Feb. 21, 1902 · Illinois Appellate Court
100 Ill. App. 272

Moulton Agency v. W. F. McLaughlin Co.

1. Appellate Court Practice—Where the Bill of Exceptions Contains No Exceptions.—Where what, purports to be a bill of exceptions contains no exceptions at all, the judgment of the court below will be affirmed.

Appeal from the Superior Court of Cook County; the Hon. Marcus Kavanagh, Judge, presiding.

Heard in the Branch Appellate Court at the October term, 1901.

Affirmed,

Opinion filed February 21, 1902.

*273Smith, Helmer, Moulton & Price, attorneys for appellant.

Henry L. Harley and Martin Lambert, attorneys for appellee.

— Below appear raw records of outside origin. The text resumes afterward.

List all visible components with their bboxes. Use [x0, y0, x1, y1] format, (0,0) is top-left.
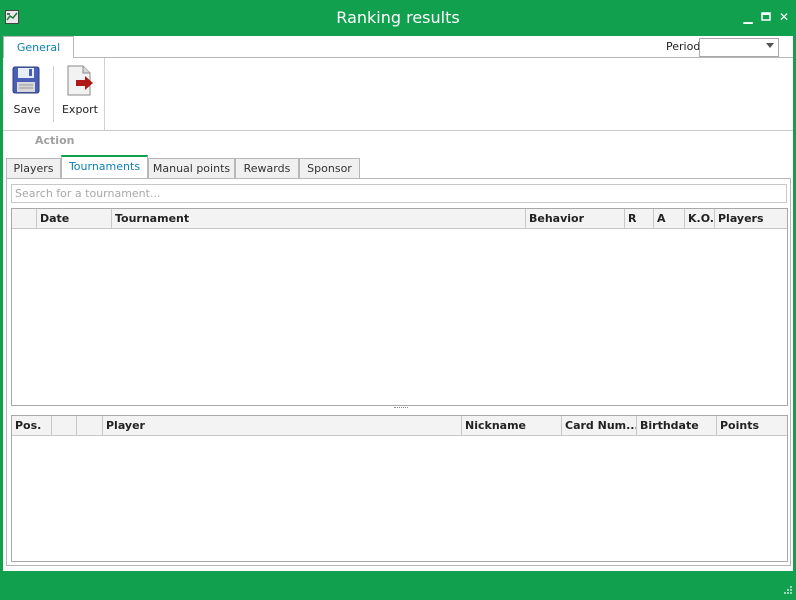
ribbon-separator — [53, 66, 54, 122]
column-header-points[interactable]: Points — [717, 416, 787, 435]
column-header-players[interactable]: Players — [715, 209, 787, 228]
title-bar[interactable]: Ranking results ▁ ✕ — [0, 0, 796, 36]
tournaments-panel: Search for a tournament... Date Tourname… — [6, 178, 791, 566]
player-grid[interactable]: Pos. Player Nickname Card Num... Birthda… — [11, 415, 788, 562]
column-header-player[interactable]: Player — [103, 416, 462, 435]
column-header-blank-2[interactable] — [77, 416, 103, 435]
close-icon[interactable]: ✕ — [777, 10, 791, 24]
tab-players[interactable]: Players — [6, 158, 61, 179]
ribbon-group-caption: Action — [35, 134, 75, 147]
column-header-birthdate[interactable]: Birthdate — [637, 416, 717, 435]
column-header-blank-1[interactable] — [52, 416, 77, 435]
column-header-date[interactable]: Date — [37, 209, 112, 228]
column-header-selector[interactable] — [12, 209, 37, 228]
period-label: Period — [666, 40, 701, 53]
column-header-card-number[interactable]: Card Num... — [562, 416, 637, 435]
app-window: Ranking results ▁ ✕ General Period Save … — [0, 0, 796, 600]
column-header-a[interactable]: A — [654, 209, 685, 228]
status-bar — [0, 571, 796, 600]
chevron-down-icon — [766, 43, 774, 48]
ribbon-tab-strip: General Period — [3, 36, 793, 59]
tab-sponsor[interactable]: Sponsor — [299, 158, 360, 179]
column-header-behavior[interactable]: Behavior — [526, 209, 625, 228]
column-header-nickname[interactable]: Nickname — [462, 416, 562, 435]
floppy-disk-icon — [12, 66, 40, 94]
tab-rewards[interactable]: Rewards — [235, 158, 299, 179]
grid-header: Pos. Player Nickname Card Num... Birthda… — [12, 416, 787, 436]
column-header-tournament[interactable]: Tournament — [112, 209, 526, 228]
column-header-pos[interactable]: Pos. — [12, 416, 52, 435]
export-document-icon — [67, 65, 93, 96]
window-title: Ranking results — [336, 8, 460, 27]
minimize-icon[interactable]: ▁ — [741, 10, 755, 24]
tab-strip: Players Tournaments Manual points Reward… — [3, 155, 793, 179]
tab-manual-points[interactable]: Manual points — [148, 158, 235, 179]
ribbon-panel: Save Export — [3, 58, 793, 131]
splitter-handle[interactable] — [394, 407, 408, 409]
search-input[interactable]: Search for a tournament... — [11, 184, 787, 203]
ribbon-tab-general[interactable]: General — [3, 36, 74, 59]
period-dropdown[interactable] — [699, 38, 779, 57]
save-label: Save — [13, 103, 41, 116]
maximize-icon[interactable] — [759, 10, 773, 24]
column-header-r[interactable]: R — [625, 209, 654, 228]
ribbon-group-action: Save Export — [3, 58, 105, 130]
client-area: General Period Save Export Action Player… — [3, 36, 793, 571]
resize-grip-icon[interactable] — [782, 586, 792, 596]
export-label: Export — [61, 103, 98, 116]
grid-header: Date Tournament Behavior R A K.O. Player… — [12, 209, 787, 229]
save-button[interactable]: Save — [7, 62, 47, 116]
tab-tournaments[interactable]: Tournaments — [61, 155, 148, 179]
tournament-grid[interactable]: Date Tournament Behavior R A K.O. Player… — [11, 208, 788, 406]
column-header-ko[interactable]: K.O. — [685, 209, 715, 228]
export-button[interactable]: Export — [59, 62, 101, 116]
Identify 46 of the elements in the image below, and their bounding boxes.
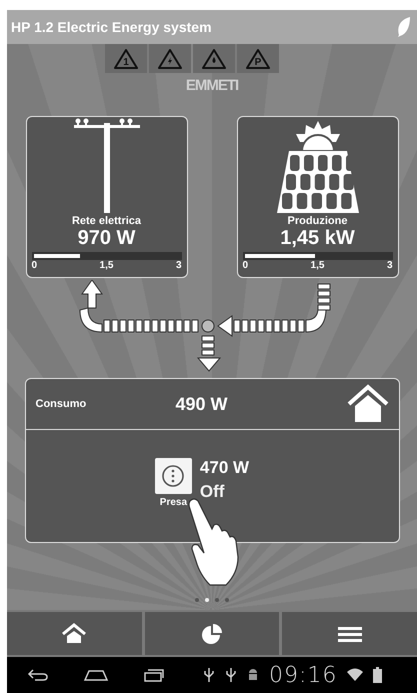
meter-tick: 0 [242, 260, 248, 271]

Mr. Presiding Justice Freeman

delivered the opinion of the court.

This is a motion by appellee to affirm the judgment of the Superior Court from which this appeal comes, upon the ground that the bill of exceptions preserves no exceptions whatever to any of the rulings, findings, or to the judgment. An examination of the transcript containing the bill of exceptions discloses the fact that the objection is well taken. Indeed it is not denied in the counter suggestions filed by appellant’s counsel, that no exceptions appear to have been taken in the trial court. Counsel ask us not to consider the point until the cause is reached upon the final hearing, urging that the objection may be obviated by an amended record containing an amended bill of exceptions, citing Nat. Bank, etc., v. LeMoyne, 127 Ill. 253. It is urged that the appeal is not prosecuted for delay, and that appellant’s principal contention is that appellee’s claim is barred by the statute of limitations. Ho effort has been made, however, to file an amended record, assuming that the objection can be so obviated, and the motion to affirm has been pending here now for more than a month. It is obvious, as stated in National Bank v. LeMoyne, supra, that in the absence of exceptions to the findings and judgment of the Superior Court no question arising thereon can be here considered, the objection having been duly raised. The cause was submitted to court, a jury being waived, upon a stipulation of all the material facts. There was no controversy as to facts, no propositions of law were submitted to the trial court for ruling thereon, and no exceptions preserved. It must be assumed the trial court’s ruling as to the law was correct. Gould v. Howe, 127 111. 251-252, and many cases there cited. Gage v. Goudy, 128 Ill. 566; Everett v. The Collinsville Zinc Co., 41 Ill. App. 552.

The judgment of the Superior Court must be affirmed.